The call by the experts in a sharply worded statement — along with comments by politicians in Germany and Britain — demonstrated that the Charlottesville violence has the international community paying attention to the racial climate in the United States — regarded by many as a standard-bearer on human rights principles.
One of the experts, Anastasia Crickley, said the three were "shocked and horrified" by the weekend events and "the racial hatred of the white supremacists, of the right-wing extremists, and of the neo-Nazi groups" that flocked to Virginia.
She noted the "terrible and unfortunate death" of Heather Heyer, 32, who was killed by a car that drove into a crowd of counterdemonstrators.
Crickley, who heads the Committee on the Elimination of Racial Discrimination under the U.N. Human Rights office, said the events were "the latest example of an increase in racial discrimination in the U.S.A."

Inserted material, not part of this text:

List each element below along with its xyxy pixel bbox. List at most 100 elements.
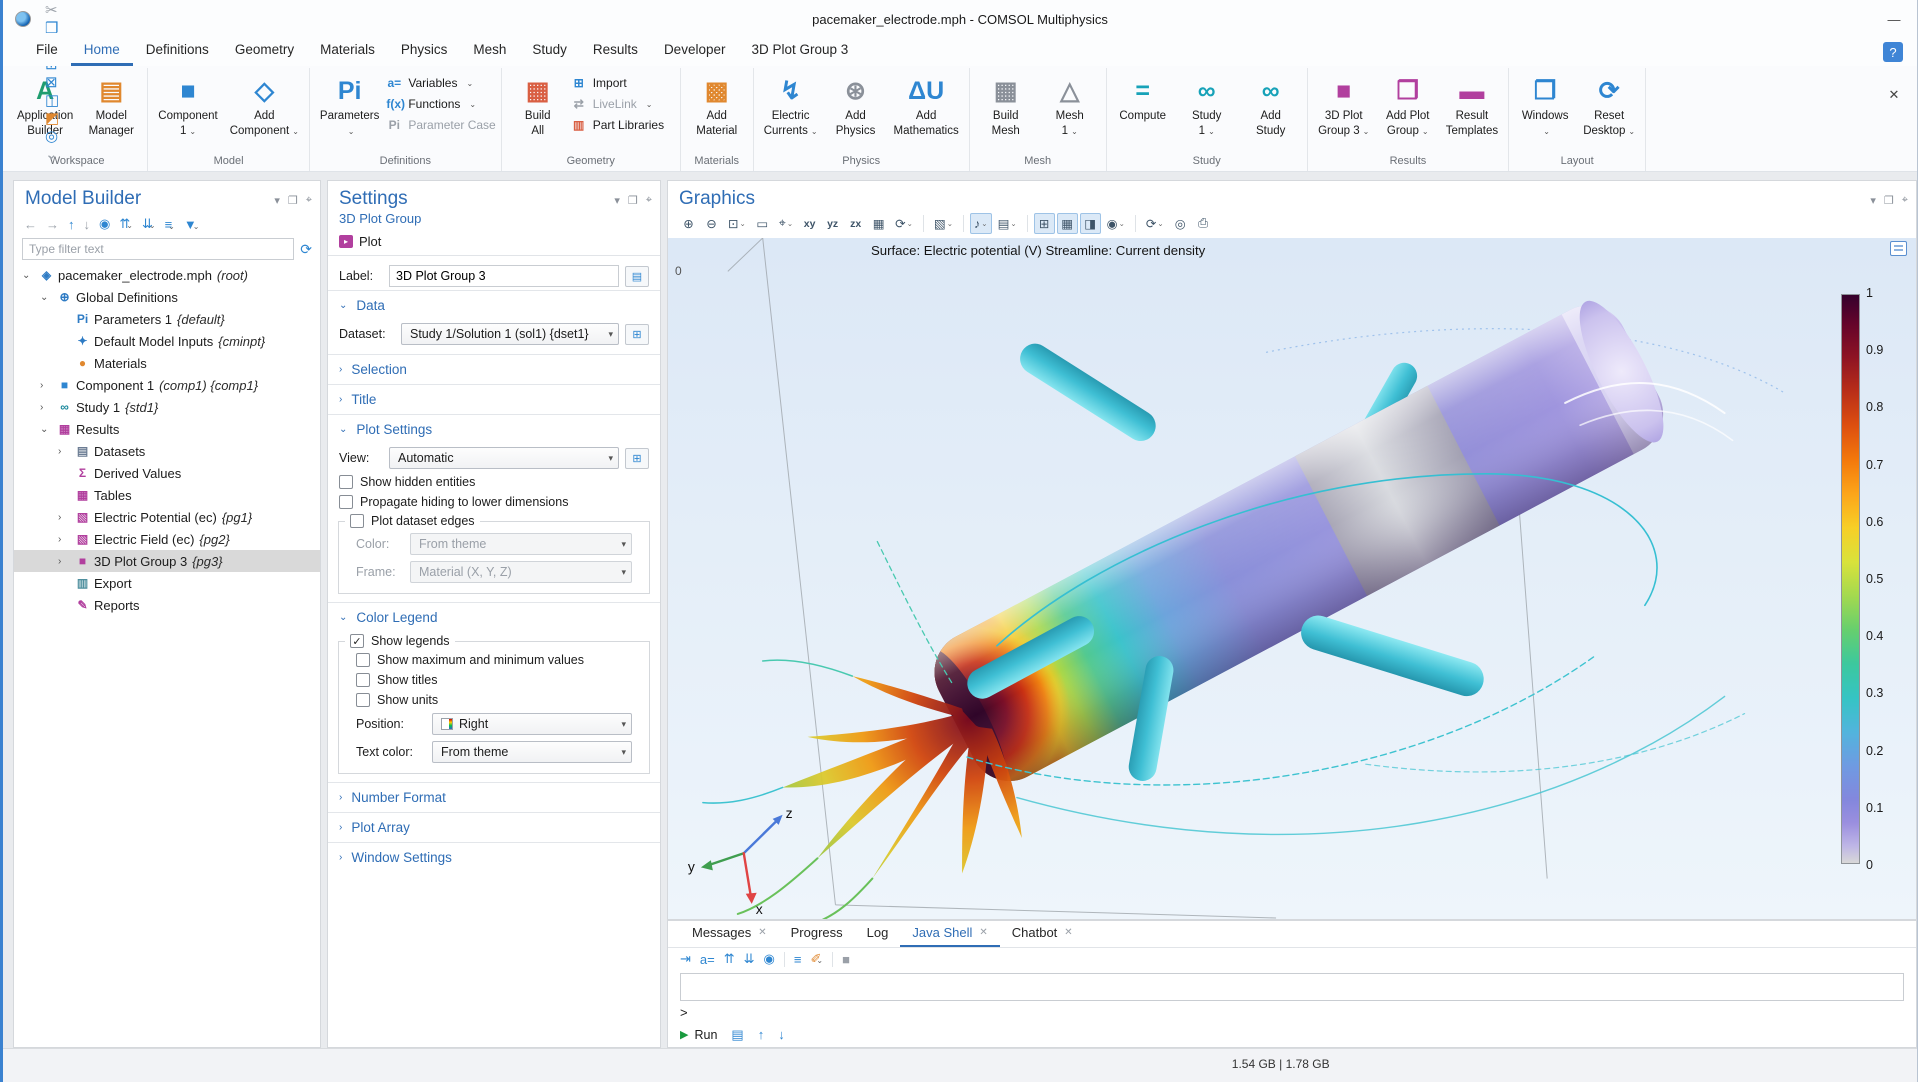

"There is an issue here that needs to be addressed by President Trump and by all of the United States," she said. "The legacy of slavery is still very evident throughout the United States, and indeed in many other countries, in the oppression of people of African descent."
Crickley sidestepped commenting directly on U.S. President Donald Trump's statements that there were "very fine people" on both sides in Charlottesville and "hatred, bigotry and violence on many sides."
Instead, she quoted a tweet U.S. Sen. John McCain sent out Tuesday: "There can be no moral equivalency between racists and Americans standing up to defy hatred and bigotry."
British Prime Minister Theresa May offered a similar view while criticizing Trump's remarks on Tuesday, declaring that there was "no equivalence between those who propound fascist views and those who oppose them."
In Germany, Chancellor Angela Merkel's main challenger in next month's election, Martin Schulz, said in an interview with media group RND that "the downplaying of Nazi violence in Trump's incoherent comments is highly dangerous."
In their statement, the U.N. experts expressed concern about the "proliferation and increasing prominence of organized hate and racist groups" in the U.S.
The other experts joining Crickley in the statement were Sabelo Gumedze, head of the Working Group of Experts on People of African Descent, and Mutuma Ruteere, a rapporteur on contemporary forms of racism, racial discrimination, xenophobia and related intolerance.
Crickley also clarified their call for an "independent investigation" of what happened in Charlottesville, saying that lessons needed to be learned from it.
"What we are calling for is an investigation that seeks to go beyond this particular set of circumstances," she said.